A Data Envelopment Analysis-Based Methodology for Ranking Cities and Prioritizing Urban Criteria
Document Type
Article
Keywords
multiple-criteria decision making; data development analysis; fixed-effects model; random-effects model; quality of life; city rankings
Publisher
Springer Nature Link
Publication Source
Information Technology and Management
Rights Management
© 2025 Springer Nature
Abstract
This paper proposes a methodology for ranking cities and prioritizing the criteria that influence these rankings within a multi-criteria decision-making (MCDM) framework. A composite Data Envelopment Analysis (DEA) model is developed to generate a fully ranked list of cities, ensuring robustness through data-driven and non-arbitrary weight assignments. Additionally, fixed-effects and random-effects models are employed to identify the criteria significantly impacting city rankings over time. The performance of these models is compared using the Hausman, Dickey-Fuller, and Breusch-Pagan tests.

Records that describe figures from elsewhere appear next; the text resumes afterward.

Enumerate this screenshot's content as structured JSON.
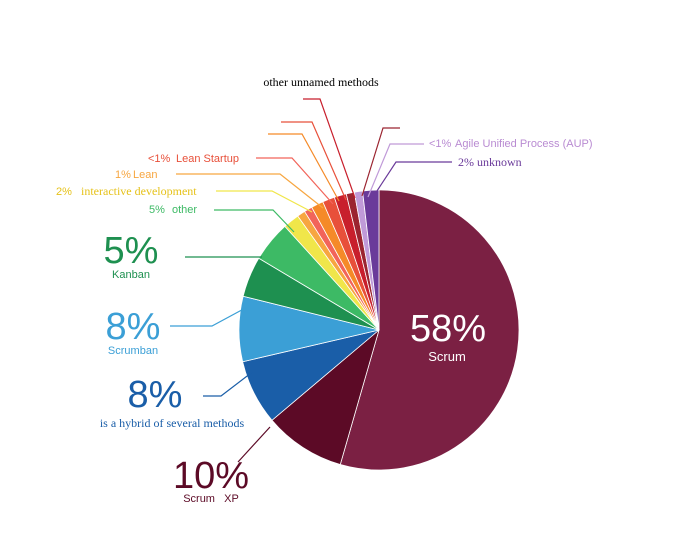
{
  "chart_data": {
    "type": "pie",
    "title": "",
    "slices": [
      {
        "name": "Scrum",
        "value": 58,
        "value_label": "58%",
        "color": "#7b2043"
      },
      {
        "name": "Scrum   XP",
        "value": 10,
        "value_label": "10%",
        "color": "#5c0a26"
      },
      {
        "name": "is a hybrid of several methods",
        "value": 8,
        "value_label": "8%",
        "color": "#1a5ea8"
      },
      {
        "name": "Scrumban",
        "value": 8,
        "value_label": "8%",
        "color": "#3b9fd6"
      },
      {
        "name": "Kanban",
        "value": 5,
        "value_label": "5%",
        "color": "#1e9050"
      },
      {
        "name": "other",
        "value": 5,
        "value_label": "5%",
        "color": "#3dba65"
      },
      {
        "name": "interactive development",
        "value": 2,
        "value_label": "2%",
        "color": "#f0e64a"
      },
      {
        "name": "Lean",
        "value": 1,
        "value_label": "1%",
        "color": "#f7a640"
      },
      {
        "name": "Lean Startup",
        "value": 1,
        "value_label": "<1%",
        "color": "#f2645a"
      },
      {
        "name": "",
        "value": 1.5,
        "value_label": "",
        "color": "#f58a28"
      },
      {
        "name": "",
        "value": 1.5,
        "value_label": "",
        "color": "#e8503a"
      },
      {
        "name": "other unnamed methods",
        "value": 1.5,
        "value_label": "",
        "color": "#c81f2c"
      },
      {
        "name": "",
        "value": 1,
        "value_label": "",
        "color": "#9b2430"
      },
      {
        "name": "Agile Unified Process (AUP)",
        "value": 1,
        "value_label": "<1%",
        "color": "#c09ad8"
      },
      {
        "name": "unknown",
        "value": 2,
        "value_label": "2%",
        "color": "#6a3a9a"
      }
    ],
    "legend": "none"
  }
}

By analyzing large U.S. cities at five-year intervals from 2000 to 2020, this study determines city rankings and evaluates the influence of various quality-of-life criteria. The results show that cost of living, education, and income have the most substantial impacts on city rankings. These insights offer valuable guidance for policymakers aiming to improve urban socio-economic and environmental attributes. Furthermore, they provide businesses with critical information for strategic planning, market analysis, human resource management, and sustainable development.